In Reply to: Re: Clark Ashton Smith posted by Frank Denton on January 28, 1999 at 20:15:23:

I've read almost all of both Smith and Vance, and I think that Smith was both a better and a weaker writer than Vance. Some of Smith's short stories in the Zothique cycle (series, grouping--whatever term you want) are among the best fantasy stories around. Given the setting of those stories--Earth in the far future, with a dying sun and magic rampant--it seems difficult to believe that Vance wasn't profoundly influenced by Smith. If you take Smith, Dunsany and Wodehouse, shake them all up and add a dash of randomness (jazz?), you'll get something close to Vance on five of ten tries.

One other quite Vancian book (in my estimation) is Zelazny's "Jack of Shadows." It's not entirely successful, but some of the scenes are worthy of Vance. Also, Zelazny there managed something that Vance pulls off wonderfully: giving just enough of a scene or milieu to give it life. Vance gives wonderful hints about his created worlds; he leaves much in shadows (an appropriate notion, given the Zelazny book), and those shadows lend depth to his work.

For some reason, I find Patrick O'Brian somewhat Vancian. The milieu is entirely different, and the styles aren't much alike; yet there's some similarity (other than my fondness for both authors).

I always thought that Michael Shea took some of the more obvious Vancian elements and overstressed them. His works are Vance (or Lovecraft) caricatures. I don't think anyone can set off to write like Vance and succeed--except, of course, for Vance himself. Every imitator overstresses the obvious elements.

An autobiographical note: I wrote Mr. Vance about twelve or thirteen years ago to tell him how much I enjoyed his work. About a year later I received a kind letter from him. Shortly after, I bought "Araminta Station" (just published) and had the joy of seeing my last name--Gunter--appear (once) as the name of an utterly minor character (as I recall, a valet or servant of sorts). I've always assumed--perhaps swollen with vanity--that Mr. Vance added the name because of my letter. I wrote him a Christmas card or two after that, but never asked whether my surmise was correct: too vain a question.

--Dan Gunter ("Gunter! Where are you?")

: : : Fired up the trusty Grolier Science Fiction Encyclopedia CD. Re CAS they say "of most interest to the sf reader as a fantasist whose rich style and baroque invention had a loosening effect on the SF field, doing much to transform the interplanetary romance of the early years of the century into the full-fledged 'planetary romance', whose characteristic attitude towards the far future and the possibilities therein was capitalized upon by JACK VANCE and others."

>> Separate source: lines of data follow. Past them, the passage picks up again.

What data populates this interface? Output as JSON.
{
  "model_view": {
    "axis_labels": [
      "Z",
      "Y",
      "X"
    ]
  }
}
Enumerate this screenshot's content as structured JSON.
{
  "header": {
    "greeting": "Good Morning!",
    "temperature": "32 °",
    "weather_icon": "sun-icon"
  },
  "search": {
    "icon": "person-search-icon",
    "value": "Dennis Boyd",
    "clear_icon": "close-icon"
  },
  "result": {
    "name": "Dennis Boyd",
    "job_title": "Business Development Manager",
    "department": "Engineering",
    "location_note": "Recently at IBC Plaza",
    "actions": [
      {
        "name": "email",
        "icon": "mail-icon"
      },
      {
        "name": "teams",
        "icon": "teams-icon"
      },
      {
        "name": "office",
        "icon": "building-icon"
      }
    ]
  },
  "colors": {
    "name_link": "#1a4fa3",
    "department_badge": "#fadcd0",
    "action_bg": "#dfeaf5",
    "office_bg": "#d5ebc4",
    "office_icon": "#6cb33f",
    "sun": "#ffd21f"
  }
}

: : : CAS 1893-1961 wrote most of his fantasy of note between
: 1930 and 1936 after which he virtually stopped writing. He was "not much interested in science, or in expressing the forward thrust of conventional sf, and it is perhaps inadvisable to think of him in sf terms. His work is better considered in conjunction with the weird fantasies written by his friend H.P. Lovecraft and by Robert E. Howard. His best work has not dated."

: : : A lot of his work seems to have been reprinted over the last 20 years in England mostly in chaps.

: : : Sounds a lot like the "fantasy" JV to me.